When he purchased a reclining nude attributed to Marc Chagall 20 years ago for £100,000, Martin Lang of Leeds, England, hoped the painting would provide his family with a nice nest egg down the road; now his investment has proved worthless, and it’s about to go up in smoke.
Lang, 63, bought “Nude 1909-10,” which was “attributed to Chagall” in 1992, on the advice of a Russian art dealer who was employed by a major auction house.
Citing the painting’s reproduction in an art book by an expert on Soviet art and friend of Chagall, Lang recently volunteered his piece to the experts at “Fake or Fortune?” a British art program aired by the BBC.
His decision to purchase the painting turned out to have been a terrible error in judgment.
A complex paint analysis revealed that the blue and green pigments found in the painting were too modern, having been developed only in the 1930s, Britain’s Daily Telegraph reported on Sunday. Moreover, the reference to “Nude 1909-10” had been removed from a later edition of the Soviet-era publication. After the analysis, the work was submitted to the Chagall Committee in Paris, which, headed by the acclaimed artist’s two granddaughters, is the only authority with the power to definitively declare the authenticity of works associated with Chagall.
The committee determined that Lang’s painting was an imitation of the 1911 reclining nude.
To make matters worse, Lang signed a contract stating that “Marc Chagall’s heirs could demand the seizure of the work, and/or any other measures stipulated by law” upon handing over his painting for examination. According to an archaic French law, forgeries can be destroyed in front of a magistrate, and the committee, which was expressly set up to defend Chagall’s legacy, appears determined to follow through.

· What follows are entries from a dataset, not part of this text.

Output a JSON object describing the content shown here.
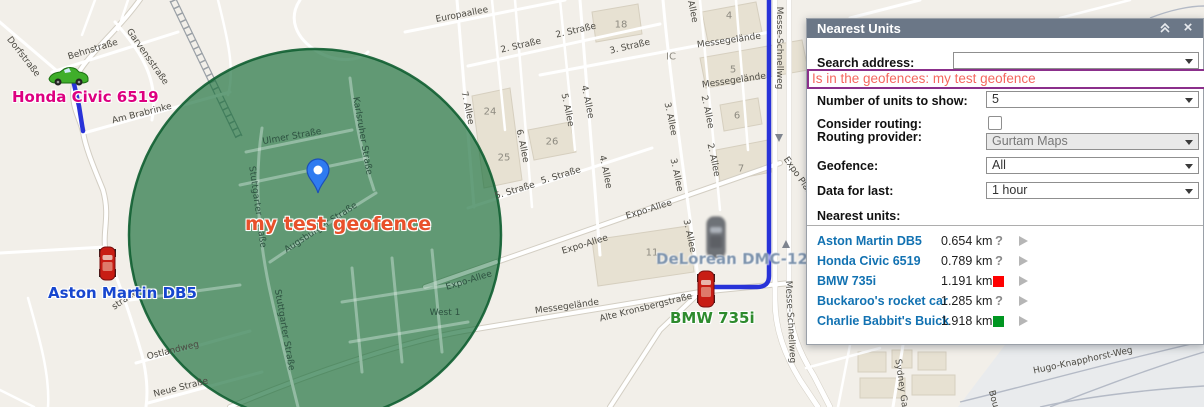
{
  "panel": {
    "title": "Nearest Units",
    "icons": {
      "collapse": "double-chevron-up",
      "close": "×"
    },
    "fields": {
      "search_address": {
        "label": "Search address:",
        "value": ""
      },
      "geofence_filter": {
        "value": "Is in the geofences: my test geofence"
      },
      "units_to_show": {
        "label": "Number of units to show:",
        "value": "5"
      },
      "consider_routing": {
        "label": "Consider routing:",
        "checked": false
      },
      "routing_provider": {
        "label": "Routing provider:",
        "value": "Gurtam Maps"
      },
      "geofence": {
        "label": "Geofence:",
        "value": "All"
      },
      "data_for_last": {
        "label": "Data for last:",
        "value": "1 hour"
      }
    },
    "nearest_units_label": "Nearest units:",
    "units": [
      {
        "name": "Aston Martin DB5",
        "distance": "0.654 km",
        "status": "unknown"
      },
      {
        "name": "Honda Civic 6519",
        "distance": "0.789 km",
        "status": "unknown"
      },
      {
        "name": "BMW 735i",
        "distance": "1.191 km",
        "status": "red"
      },
      {
        "name": "Buckaroo's rocket car",
        "distance": "1.285 km",
        "status": "unknown"
      },
      {
        "name": "Charlie Babbit's Buick",
        "distance": "1.918 km",
        "status": "green"
      }
    ],
    "colors": {
      "header_bg": "#6b7787",
      "unit_name": "#1272b2",
      "status_red": "#ff0000",
      "status_green": "#009621",
      "highlight_border": "#8b2f8b",
      "highlight_text": "#f4675f"
    }
  },
  "map": {
    "geofence_name": "my test geofence",
    "geofence_label_color": "#e8512b",
    "geofence_fill": "#166c37",
    "route_color": "#2832d8",
    "vehicles": [
      {
        "id": "honda",
        "name": "Honda Civic 6519",
        "label_color": "#dd0080",
        "x": 12,
        "y": 88,
        "blurred": false
      },
      {
        "id": "aston",
        "name": "Aston Martin DB5",
        "label_color": "#1746cf",
        "x": 48,
        "y": 284,
        "blurred": false
      },
      {
        "id": "bmw",
        "name": "BMW 735i",
        "label_color": "#2e8b2e",
        "x": 670,
        "y": 309,
        "blurred": false
      },
      {
        "id": "delorean",
        "name": "DeLorean DMC-12",
        "label_color": "#7d93ad",
        "x": 656,
        "y": 250,
        "blurred": true
      }
    ],
    "street_labels": [
      {
        "t": "Dorfstraße",
        "x": 23,
        "y": 57,
        "r": 52
      },
      {
        "t": "Behnstraße",
        "x": 93,
        "y": 50,
        "r": -17
      },
      {
        "t": "Garvensstraße",
        "x": 147,
        "y": 57,
        "r": 55
      },
      {
        "t": "Am Brabrinke",
        "x": 142,
        "y": 114,
        "r": -14
      },
      {
        "t": "Europaallee",
        "x": 462,
        "y": 15,
        "r": -11
      },
      {
        "t": "2. Straße",
        "x": 521,
        "y": 46,
        "r": -13
      },
      {
        "t": "2. Straße",
        "x": 576,
        "y": 31,
        "r": -13
      },
      {
        "t": "3. Straße",
        "x": 630,
        "y": 47,
        "r": -13
      },
      {
        "t": "5. Straße",
        "x": 515,
        "y": 191,
        "r": -17
      },
      {
        "t": "5. Straße",
        "x": 561,
        "y": 176,
        "r": -17
      },
      {
        "t": "Expo-Allee",
        "x": 649,
        "y": 210,
        "r": -17
      },
      {
        "t": "Expo-Allee",
        "x": 585,
        "y": 245,
        "r": -17
      },
      {
        "t": "Expo-Allee",
        "x": 469,
        "y": 281,
        "r": -17,
        "c": "green"
      },
      {
        "t": "7. Allee",
        "x": 467,
        "y": 108,
        "r": 78
      },
      {
        "t": "6. Allee",
        "x": 522,
        "y": 146,
        "r": 78
      },
      {
        "t": "5. Allee",
        "x": 567,
        "y": 110,
        "r": 78
      },
      {
        "t": "4. Allee",
        "x": 587,
        "y": 102,
        "r": 78
      },
      {
        "t": "4. Allee",
        "x": 605,
        "y": 172,
        "r": 78
      },
      {
        "t": "3. Allee",
        "x": 670,
        "y": 119,
        "r": 78
      },
      {
        "t": "3. Allee",
        "x": 676,
        "y": 175,
        "r": 78
      },
      {
        "t": "3. Allee",
        "x": 689,
        "y": 236,
        "r": 78
      },
      {
        "t": "2. Allee",
        "x": 707,
        "y": 112,
        "r": 78
      },
      {
        "t": "2. Allee",
        "x": 713,
        "y": 160,
        "r": 78
      },
      {
        "t": "1. Allee",
        "x": 691,
        "y": 6,
        "r": 78
      },
      {
        "t": "18",
        "x": 621,
        "y": 25,
        "c": "bldg"
      },
      {
        "t": "24",
        "x": 490,
        "y": 112,
        "c": "bldg"
      },
      {
        "t": "25",
        "x": 504,
        "y": 158,
        "c": "bldg"
      },
      {
        "t": "26",
        "x": 552,
        "y": 142,
        "c": "bldg"
      },
      {
        "t": "11",
        "x": 652,
        "y": 253,
        "c": "bldg"
      },
      {
        "t": "4",
        "x": 729,
        "y": 16,
        "c": "bldg"
      },
      {
        "t": "5",
        "x": 733,
        "y": 70,
        "c": "bldg"
      },
      {
        "t": "6",
        "x": 737,
        "y": 116,
        "c": "bldg"
      },
      {
        "t": "7",
        "x": 741,
        "y": 169,
        "c": "bldg"
      },
      {
        "t": "IC",
        "x": 671,
        "y": 57,
        "c": "bldg"
      },
      {
        "t": "Messegelände",
        "x": 729,
        "y": 41,
        "r": -8
      },
      {
        "t": "Messegelände",
        "x": 734,
        "y": 81,
        "r": -8
      },
      {
        "t": "Messegelände",
        "x": 567,
        "y": 307,
        "r": -8
      },
      {
        "t": "Messe-Schnellweg",
        "x": 779,
        "y": 48,
        "r": 90
      },
      {
        "t": "Messe-Schnellweg",
        "x": 790,
        "y": 322,
        "r": 87
      },
      {
        "t": "Expo Plaza",
        "x": 799,
        "y": 178,
        "r": 55
      },
      {
        "t": "Alte Kronsbergstraße",
        "x": 646,
        "y": 308,
        "r": -14
      },
      {
        "t": "West 1",
        "x": 445,
        "y": 313,
        "c": "green"
      },
      {
        "t": "Ulmer Straße",
        "x": 292,
        "y": 137,
        "r": -10,
        "c": "green"
      },
      {
        "t": "Karlsruher Straße",
        "x": 362,
        "y": 136,
        "r": 80,
        "c": "green"
      },
      {
        "t": "Stuttgarter Straße",
        "x": 257,
        "y": 207,
        "r": 82,
        "c": "green"
      },
      {
        "t": "Stuttgarter Straße",
        "x": 284,
        "y": 330,
        "r": 80,
        "c": "green"
      },
      {
        "t": "Augsburger Straße",
        "x": 321,
        "y": 228,
        "r": -33,
        "c": "green"
      },
      {
        "t": "Ostlandweg",
        "x": 173,
        "y": 351,
        "r": -14
      },
      {
        "t": "Neue Straße",
        "x": 181,
        "y": 388,
        "r": -14
      },
      {
        "t": "straße",
        "x": 125,
        "y": 300,
        "r": -35
      },
      {
        "t": "Hugo-Knapphorst-Weg",
        "x": 1083,
        "y": 361,
        "r": -12
      },
      {
        "t": "Sydney Gar",
        "x": 901,
        "y": 385,
        "r": 82
      },
      {
        "t": "Bou",
        "x": 993,
        "y": 399,
        "r": 75
      }
    ]
  }
}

Philip Mould, an art expert for “Fake or Fortune?” condemned the move to destroy the painting, scheduled for this week, referring to it as “barbaric.” He added that the Chagall Committee seems “hell-bent” on following through, despite the fact that fakes are often kept and used to determine the genuineness of other works.
According to Mould, the painting would have fetched as much as £500,000 ($821,000) if it had turned out to be genuine. But that is unlikely to be much consolation — according to “Fake or Fortune?” 90% of the Russian art market is composed of fakes, and Chagall’s works are a favorite of counterfeiters.
Lang said he had no intention to seek a refund on his original purchase, saying, “I lack confidence in the system to give me the results I would be seeking.” He has, however, requested that the committee compensate him if evidence ever surfaces to prove the painting’s authenticity.
“There’s nothing definite in life,” he reflect. “There’s always room for error.”
Chagall, the Jewish painter famed for his mystical shtetl scenes, was a Russian-French pioneer of modern art. He died in 1985.